Suppose that we have chosen the root r to be the middle vertex along a minimum uv path such that d (u, r) = ceiling (d (u, v) / 2) and d (r, v) ≤ ceiling (d (u, v) / 2). If there were another vertex, w, such that d (r, w) > ceiling (d (u, v) / 2), we would have d (u, r) < d (w, r) and then, because there is only one path between any two distinct vertices in a tree, we have d (u, v) = d (u, r) + d (r, v) < d (u, r) + d (r, w) = d (u, w), which contradicts that u and v have the greatest distance. So now the depth, given r as the root, is ceiling (d (u, v) / 2).

So we need to find the two vertices with the largest distance. Once we do that, we can use a shortest path-finding algorithm for uv, note the length, and traverse half-way along said path and use that middle vertex as the root.

How do we find those vertices? Pick a vertex w and place it in a queue. While the queue is non-empty add the neighbors of the next vertex in the queue to the end of the queue. When the queue is empty, take note of the most recently removed vertex. This will be u. Perform the procedure again and you will have v.
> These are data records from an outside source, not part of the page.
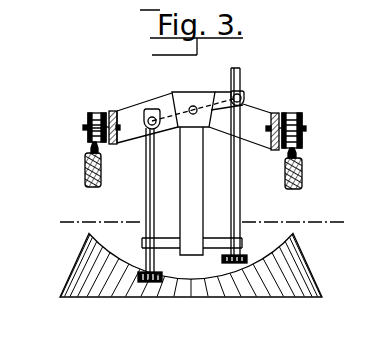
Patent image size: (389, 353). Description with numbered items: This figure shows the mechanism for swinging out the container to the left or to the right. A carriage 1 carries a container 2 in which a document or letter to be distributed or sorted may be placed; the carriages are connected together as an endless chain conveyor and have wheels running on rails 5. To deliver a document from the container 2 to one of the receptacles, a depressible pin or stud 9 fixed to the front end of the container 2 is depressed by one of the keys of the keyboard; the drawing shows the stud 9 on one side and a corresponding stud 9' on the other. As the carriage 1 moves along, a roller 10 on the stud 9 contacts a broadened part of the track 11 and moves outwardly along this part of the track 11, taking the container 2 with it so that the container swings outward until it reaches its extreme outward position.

The carriage 1 is at (250, 123).
The container 2 is at (187, 185).
The rails 5 is at (297, 155).
The depressible pin or stud 9 is at (140, 200).
The right brake rod 9' is at (246, 161).
The roller 10 is at (150, 283).
The track 11 is at (255, 285).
Why does this work? The above algorithm finds a furthest away vertex from w. If w happens to be u or v, the algorithm clearly finds v or u, respectively. So suppose w is neither u nor v. If the algorithm found a u or v in the first pass, again, it will work (for it will find the other in the second pass), so assume, by way of contradiction, that after the first pass it found x such that it is not the end of a maximum path for the tree. From the triangle inequality we have d (u, v) ≤ d (u, w) + d (w, v) and d (v, x) ≤ d (v, w) + d (w, x). Subtracting the second from the first we have d (u, v) – d (v, x) ≤ d (u, w) – d (w, x). We can then rearrange that to d (u, v) + d (w, x) ≤ d (u, w) + d (v, x). Since d (w, u) ≤ d (w, x) (x is the end of a maximum path from w; wu cannot exceed wx) and d (v, x) < d (u, v) (x is not the end of a maximum path), we can strengthen the inequality to d (u, v) + d (w, x) < d (u, v) + d (w, x). That’s not possible, though, so x must be at the end of a maximum path.